田舎教師ときどき都会教師

テーマは「小学校教員の働き方と生き方」&「本、旅、人」

中村哲さんの死。一人の父親として、一人の母親として。

 二〇〇一年十月、国会での中村医師の証言には、万感のこもると思われる一節がある。「(アフガンが直面する)餓死については、自民党だとか共産党だとか社民党だとか、そういうことではなくて、一人の父親、一人の母親としてお考えになって、私たちの仕事に個人の資格で参加していただきたい」。
(中村哲、澤地久枝『人は愛するに足り、真心は信ずるに足る アフガンとの約束』岩波書店、2010)

 

 中村哲さんが凶弾に倒れました。嘘であってほしい、とは思うものの、本当なのでしょう。

 

 井戸を掘る医師。
 

 中村哲さんが国会に出向くきっかけとなった、アメリカ同時多発テロ事件からちょうど3年後の2004年9月11日(土)、岩手県の花巻市にあるイーハトーブ館で、中村哲さんのことを知りました。たしか、宮沢賢治の作品を演ろうと思って、学芸会の台本を探しに行った日です。 
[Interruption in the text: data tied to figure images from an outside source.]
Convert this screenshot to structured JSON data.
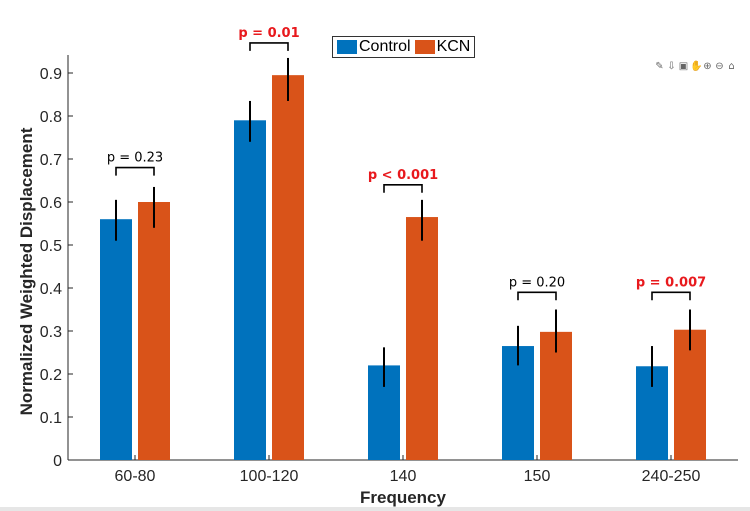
{
  "chart_data": {
    "type": "bar",
    "title": "",
    "xlabel": "Frequency",
    "ylabel": "Normalized Weighted Displacement",
    "ylim": [
      0,
      0.9
    ],
    "yticks": [
      0,
      0.1,
      0.2,
      0.3,
      0.4,
      0.5,
      0.6,
      0.7,
      0.8,
      0.9
    ],
    "ytick_labels": [
      "0",
      "0.1",
      "0.2",
      "0.3",
      "0.4",
      "0.5",
      "0.6",
      "0.7",
      "0.8",
      "0.9"
    ],
    "categories": [
      "60-80",
      "100-120",
      "140",
      "150",
      "240-250"
    ],
    "series": [
      {
        "name": "Control",
        "color": "#0072BD",
        "values": [
          0.56,
          0.79,
          0.22,
          0.265,
          0.218
        ],
        "err_low": [
          0.51,
          0.74,
          0.17,
          0.22,
          0.17
        ],
        "err_high": [
          0.605,
          0.835,
          0.262,
          0.312,
          0.265
        ]
      },
      {
        "name": "KCN",
        "color": "#D95319",
        "values": [
          0.6,
          0.895,
          0.565,
          0.298,
          0.303
        ],
        "err_low": [
          0.54,
          0.835,
          0.51,
          0.25,
          0.255
        ],
        "err_high": [
          0.635,
          0.935,
          0.605,
          0.35,
          0.35
        ]
      }
    ],
    "annotations": [
      {
        "category": "60-80",
        "text": "p = 0.23",
        "significant": false,
        "level": 0.68
      },
      {
        "category": "100-120",
        "text": "p = 0.01",
        "significant": true,
        "level": 0.97
      },
      {
        "category": "140",
        "text": "p < 0.001",
        "significant": true,
        "level": 0.64
      },
      {
        "category": "150",
        "text": "p = 0.20",
        "significant": false,
        "level": 0.39
      },
      {
        "category": "240-250",
        "text": "p = 0.007",
        "significant": true,
        "level": 0.39
      }
    ],
    "legend_position": "top-center",
    "grid": false,
    "colors": {
      "significant": "#E8191D",
      "normal": "#000000",
      "axis": "#262626"
    }
  },
  "toolbar_icons": [
    "brush-icon",
    "export-icon",
    "data-tips-icon",
    "pan-icon",
    "zoom-in-icon",
    "zoom-out-icon",
    "home-icon"
  ]
}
 館内の一角に、総合学習でお世話になっていた漁師の畠山重篤さんの本とともに、中村哲さんの本が並んでいました。花巻市が主催している「宮沢賢治の名において顕彰されるにふさわしい実践的な活動を行った個人または団体に対して贈られる」というイーハトーブ賞を、その年、畠山重篤さんと中村哲さんが同時受賞したからです。

 

 木を植える漁師と井戸を掘る医師。

 

 

www.countryteacher.tokyo

 

 木を植える漁師と井戸を掘る医師って、何だかおもしろい組み合わせだなって思い、並んでいた本の中から中村哲さんの『ペシャワールにて』を手にとり、購入して帰りました。15年前の私は、序章にある《そして最近流行のこざかしい日本人論を超えて、人はやはり人であるという、当然だが妙な確信を得てほっとするのである》というところに最初の赤線を入れています。

 

 人はやはり人である。

 

 畠山重篤さんも、中村哲さんも、海であったり水であったり、人が人であるためのおおもとのところを大切にしているという意味において、共通しているなぁと思います。人は海に生かしてもらっているし、人は水がなければ生きていけない。だから森に木を植え海を豊かにし、井戸や用水路で大地を豊かにする。天国にいる宮沢賢治が「この二人にイーハトーブ賞を贈ろう」って思ったのも、頷けます。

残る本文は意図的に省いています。